İstisnai bir kusurluluk şekli olan taksir, 5237 sayılı TCK’nın 22/2. maddesinde “dikkat ve özen yükümlülüğüne aykırılık dolayısıyla, bir davranışın suçun kanuni tanımında belirtilen neticesi öngörülmeyerek gerçekleştirilmesi” şeklinde tanımlanmıştır. Toplumsal yaşamda belli faaliyetlerde bulunan kimselerin başkalarına zarar vermemek için bir takım önlemler alması ve bazı davranış kurallarına uyma zorunlulukları bulunmaktadır. Bu kurallar toplum olarak yaşama zorunluluğundan doğabileceği gibi, Devletin müdahalesiyle de ortaya çıkabilmektedir. Taksirli suç, bu kuralların ihlal edilmesi sonucu belirir, fail tedbirli ve öngörülü davranmamış olduğu için cezalandırılır. Bu bakımdan sorumluluğun nedeni, öngörebilme imkan ve ödevinin varlığına rağmen sonuca iradi bir hareketle neden olmaktan kaynaklanmaktadır.

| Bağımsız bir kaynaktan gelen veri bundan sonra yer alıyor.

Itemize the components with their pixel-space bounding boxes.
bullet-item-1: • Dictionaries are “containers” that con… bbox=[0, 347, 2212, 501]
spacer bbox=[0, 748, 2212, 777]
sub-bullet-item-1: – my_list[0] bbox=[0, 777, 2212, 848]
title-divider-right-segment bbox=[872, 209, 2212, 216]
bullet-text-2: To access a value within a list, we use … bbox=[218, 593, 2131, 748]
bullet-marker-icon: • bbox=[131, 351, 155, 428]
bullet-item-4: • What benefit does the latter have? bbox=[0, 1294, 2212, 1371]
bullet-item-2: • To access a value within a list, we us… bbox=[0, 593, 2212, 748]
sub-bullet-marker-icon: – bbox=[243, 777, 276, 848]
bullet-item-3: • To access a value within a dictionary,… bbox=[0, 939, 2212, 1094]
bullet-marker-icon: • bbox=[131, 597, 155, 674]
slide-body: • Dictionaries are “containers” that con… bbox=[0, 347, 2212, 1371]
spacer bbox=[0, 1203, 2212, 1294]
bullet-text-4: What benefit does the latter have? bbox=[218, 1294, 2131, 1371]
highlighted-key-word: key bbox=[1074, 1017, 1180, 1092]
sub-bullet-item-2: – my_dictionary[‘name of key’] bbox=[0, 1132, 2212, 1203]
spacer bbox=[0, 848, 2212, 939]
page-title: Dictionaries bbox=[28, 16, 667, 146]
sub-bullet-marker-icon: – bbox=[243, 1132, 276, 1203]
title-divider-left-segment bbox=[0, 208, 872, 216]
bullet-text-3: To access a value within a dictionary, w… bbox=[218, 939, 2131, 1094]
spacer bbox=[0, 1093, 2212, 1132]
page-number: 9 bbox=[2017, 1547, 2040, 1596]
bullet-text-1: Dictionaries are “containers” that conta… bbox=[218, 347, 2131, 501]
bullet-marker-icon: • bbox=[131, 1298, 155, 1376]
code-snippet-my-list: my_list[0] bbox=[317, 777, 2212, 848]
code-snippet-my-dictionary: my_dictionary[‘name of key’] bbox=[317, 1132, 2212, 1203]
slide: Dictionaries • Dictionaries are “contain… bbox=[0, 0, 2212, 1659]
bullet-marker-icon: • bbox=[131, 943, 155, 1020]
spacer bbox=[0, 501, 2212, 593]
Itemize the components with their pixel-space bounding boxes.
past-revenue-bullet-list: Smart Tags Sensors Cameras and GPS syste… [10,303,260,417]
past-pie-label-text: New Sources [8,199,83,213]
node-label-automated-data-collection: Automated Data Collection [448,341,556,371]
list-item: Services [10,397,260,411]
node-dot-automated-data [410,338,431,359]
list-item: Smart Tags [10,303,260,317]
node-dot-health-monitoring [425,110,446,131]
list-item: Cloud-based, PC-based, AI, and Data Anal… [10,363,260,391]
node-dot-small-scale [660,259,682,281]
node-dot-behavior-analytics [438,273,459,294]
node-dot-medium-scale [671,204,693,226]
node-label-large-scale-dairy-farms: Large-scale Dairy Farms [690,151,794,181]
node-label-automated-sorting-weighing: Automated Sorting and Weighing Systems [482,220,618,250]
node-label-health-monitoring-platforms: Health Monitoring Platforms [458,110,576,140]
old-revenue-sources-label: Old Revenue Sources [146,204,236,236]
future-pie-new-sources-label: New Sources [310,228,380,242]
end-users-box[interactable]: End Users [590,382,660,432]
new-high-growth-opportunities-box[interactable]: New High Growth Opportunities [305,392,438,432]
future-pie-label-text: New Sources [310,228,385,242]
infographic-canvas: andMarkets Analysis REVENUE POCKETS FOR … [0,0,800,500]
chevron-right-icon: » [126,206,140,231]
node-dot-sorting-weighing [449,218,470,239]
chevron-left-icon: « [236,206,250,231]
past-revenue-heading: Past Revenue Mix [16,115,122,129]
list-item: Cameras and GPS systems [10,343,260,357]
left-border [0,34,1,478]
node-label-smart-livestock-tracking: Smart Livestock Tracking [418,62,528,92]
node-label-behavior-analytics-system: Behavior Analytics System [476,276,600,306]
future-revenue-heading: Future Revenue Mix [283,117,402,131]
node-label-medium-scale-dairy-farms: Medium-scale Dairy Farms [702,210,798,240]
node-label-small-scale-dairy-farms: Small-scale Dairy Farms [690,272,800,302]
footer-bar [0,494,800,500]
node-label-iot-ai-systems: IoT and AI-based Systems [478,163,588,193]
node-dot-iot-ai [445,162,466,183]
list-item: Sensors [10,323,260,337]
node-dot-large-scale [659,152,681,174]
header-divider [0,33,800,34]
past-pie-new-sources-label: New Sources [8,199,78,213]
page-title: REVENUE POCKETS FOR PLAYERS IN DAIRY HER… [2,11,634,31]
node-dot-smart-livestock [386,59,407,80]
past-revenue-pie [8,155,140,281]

Yargıtay Ceza Genel Kurulunun 25.03.2008 tarih ve 43-62; 01.02.2005 tarih ve 213; 23.03.2004 tarih ve 12-68; 09.10.2001 tarih ve 181-204; 21.10.1997 tarih ve 99-202 sayılı kararları başta olmak üzere, birçok kararında da vurgulandığı üzere, öğretide ve uygulamada taksirin unsurları;
1- Fiilin taksirle işlenebilen bir suç olması,
2- Hareketin iradiliği,
3- Neticenin iradi olmaması,
4- Hareketle netice arasında nedensellik bağının bulunması,
5- Neticenin öngörülebilir olmasına rağmen öngörülmemiş olması, şeklinde kabul
edilmektedir.
Bilinçli taksir ise 5237 sayılı TCK’nın 22/3. maddesinde, “kişinin öngördüğü neticeyi istememesine karşın, neticenin meydana gelmesi” olarak tanımlanmıştır. Taksir ile bilinçli taksir arasındaki ayırıcı ölçüt, taksirde failin öngörülebilir nitelikteki neticeyi öngörmemesi, bilinçli taksir halinde ise bu neticeyi öngörmüş olmasıdır. Bilinçli taksirde gerçekleşen sonuç, fail tarafından öngörüldüğü halde istenmemiştir. Gerçekten neticeyi öngördüğü halde, sırf şansına veya başka etkenlere, hatta kendi beceri veya bilgisine güvenerek hareket eden kimsenin tehlike hali, bunun öngörmemiş olan kimsenin tehlike hali ile bir tutulamaz; neticeyi öngören kimse, ne olursa olsun, bu neticeyi meydana getirecek harekette bulunmamakla yükümlüdür.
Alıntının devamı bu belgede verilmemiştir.